Part 5: Saving, investment and the current account balance
Do trade policies cause a change in the gap between saving and investment, or do policies that influence domestic saving and investment cause shifts in the trade balance? By itself, the S - I = CA balance tautology doesn’t prove anything about causation. But it is highly suggestive.
[Update: In the original post I should have indicated domestic saving minus domestic investment, as total saving equals total investment.]
Suppose you asked a protectionist to explain why they thought that trade barriers would improve the current account balance. How would they explain this outcome in terms of saving and investment?
There are only two ways that a country can increase its current account balance, either by reducing domestic investment or by increasing domestic saving. Protectionists would almost never point to lower domestic investment as the preferred explanation, for obvious reasons. Higher investment is almost universally viewed as a good thing, even among protectionists. The argument that protectionism will increase the trade balance almost always hinges on the question of whether it will increase domestic saving. And it might!
For instance, a tariff might increase government revenue, leading to higher government saving (or at least less dissaving) and this could increase the current account balance (i.e., reduce the deficit.) I’ve generally been skeptical about the impact of the Trump tariffs, but that’s not for purely theoretical reasons. Rather it is because Trump has aggressively cut taxes in other areas, thus the net effect of his fiscal policies has not been a boost in government saving. (BTW, quotas don’t even bring in government revenue, so they are especially unlikely to boost domestic saving.)
Of course, an extremely protectionist trade policy with prohibitive tariffs would almost certainly reduce America’s current account deficit by dramatically reducing both imports and exports. In that case, however, the most likely mechanism would be lower domestic investment, hardly the desired outcome.
Tautologies are some of my favorite economic tools. They force us to see connections that otherwise might be hidden from view. They allow us to see why certain causal relationships are likely to be true, or why they might be highly implausible. The Fisher Equation tautology (i = r + inflation) doesn’t prove anything about causality. But it points us in the right direction—it helps us to organize our thinking about the likely impact of inflation on interest rates. That’s because we know something about the world. Our views regarding the real interest rate are not a blank slate, just as our intuition about the public’s demand for cash balances as a share of income is not a blank slate.

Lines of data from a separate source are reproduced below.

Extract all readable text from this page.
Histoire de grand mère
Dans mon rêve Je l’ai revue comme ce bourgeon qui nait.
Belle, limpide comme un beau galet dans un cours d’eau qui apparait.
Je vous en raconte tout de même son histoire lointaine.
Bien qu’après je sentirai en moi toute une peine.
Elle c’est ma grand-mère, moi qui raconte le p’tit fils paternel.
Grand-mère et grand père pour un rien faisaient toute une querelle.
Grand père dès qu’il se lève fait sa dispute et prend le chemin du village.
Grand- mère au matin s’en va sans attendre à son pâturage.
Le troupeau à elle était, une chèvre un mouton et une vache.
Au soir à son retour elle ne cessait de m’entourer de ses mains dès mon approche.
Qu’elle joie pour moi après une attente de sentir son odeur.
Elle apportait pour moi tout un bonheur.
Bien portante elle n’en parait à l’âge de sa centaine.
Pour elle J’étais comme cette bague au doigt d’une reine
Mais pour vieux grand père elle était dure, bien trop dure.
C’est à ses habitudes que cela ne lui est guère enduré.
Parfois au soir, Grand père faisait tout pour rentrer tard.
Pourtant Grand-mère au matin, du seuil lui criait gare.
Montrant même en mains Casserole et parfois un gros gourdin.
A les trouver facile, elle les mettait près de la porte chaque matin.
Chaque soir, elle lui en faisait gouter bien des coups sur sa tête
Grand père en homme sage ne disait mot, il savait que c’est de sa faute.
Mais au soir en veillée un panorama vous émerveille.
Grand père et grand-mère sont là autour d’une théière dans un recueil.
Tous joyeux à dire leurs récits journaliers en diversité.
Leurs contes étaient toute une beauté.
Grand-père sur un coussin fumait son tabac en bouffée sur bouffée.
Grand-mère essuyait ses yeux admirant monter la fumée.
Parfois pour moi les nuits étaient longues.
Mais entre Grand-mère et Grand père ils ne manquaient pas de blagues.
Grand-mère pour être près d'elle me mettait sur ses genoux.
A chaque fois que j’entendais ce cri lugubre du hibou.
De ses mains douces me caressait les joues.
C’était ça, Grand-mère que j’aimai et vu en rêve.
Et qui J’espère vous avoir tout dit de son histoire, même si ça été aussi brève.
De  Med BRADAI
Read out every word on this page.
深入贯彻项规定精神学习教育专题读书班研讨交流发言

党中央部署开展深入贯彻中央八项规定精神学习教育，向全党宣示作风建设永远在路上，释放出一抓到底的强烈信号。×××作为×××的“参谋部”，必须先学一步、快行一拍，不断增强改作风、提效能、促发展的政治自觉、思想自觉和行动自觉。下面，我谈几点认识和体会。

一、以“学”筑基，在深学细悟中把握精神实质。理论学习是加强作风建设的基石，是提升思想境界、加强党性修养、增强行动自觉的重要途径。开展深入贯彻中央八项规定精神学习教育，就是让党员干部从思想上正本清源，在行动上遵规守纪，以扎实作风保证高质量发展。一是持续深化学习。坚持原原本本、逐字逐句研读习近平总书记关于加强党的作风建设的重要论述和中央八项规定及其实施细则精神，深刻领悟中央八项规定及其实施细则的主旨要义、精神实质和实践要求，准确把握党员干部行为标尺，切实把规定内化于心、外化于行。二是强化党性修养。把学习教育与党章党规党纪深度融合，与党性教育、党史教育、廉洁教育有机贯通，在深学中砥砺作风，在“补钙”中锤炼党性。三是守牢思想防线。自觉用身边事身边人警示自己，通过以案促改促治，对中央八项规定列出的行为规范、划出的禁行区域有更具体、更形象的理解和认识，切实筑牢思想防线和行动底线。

Some tautologies are obvious in one sense, but not in another. The amount of money that people pay in interest is exactly equal to the amount of money that people receive in interest. The amount of money that people pay to buy homes, is exactly equal to the amount of money that people receive when they sell homes. Duh!! But keeping these truisms in mind helps to prevent the fallacy of reasoning from a price change.
And while it is true that tautologies, by themselves, do not prove any causal relationships to be true, isn’t that true of all social science models?
PS. To see some examples of tautologies being misused, check out my two posts on MMT (here and here.)
PPS. Slightly off topic, but I’d like to point readers to one of my favorite weekly summaries of the blogosphere, provided in David Levey’s substack.




Not to be too pedantic here, but I think you're referring to a more specific type of tautology called an identity. The vocabulary even slips sometimes in the post. Tautologies like A = A for example are not that useful.
(Otherwise a good post!)
An increase in bank CDs adds nothing to GDP. So much for S = I.
And Vt can move in the complete opposite direction as Vi.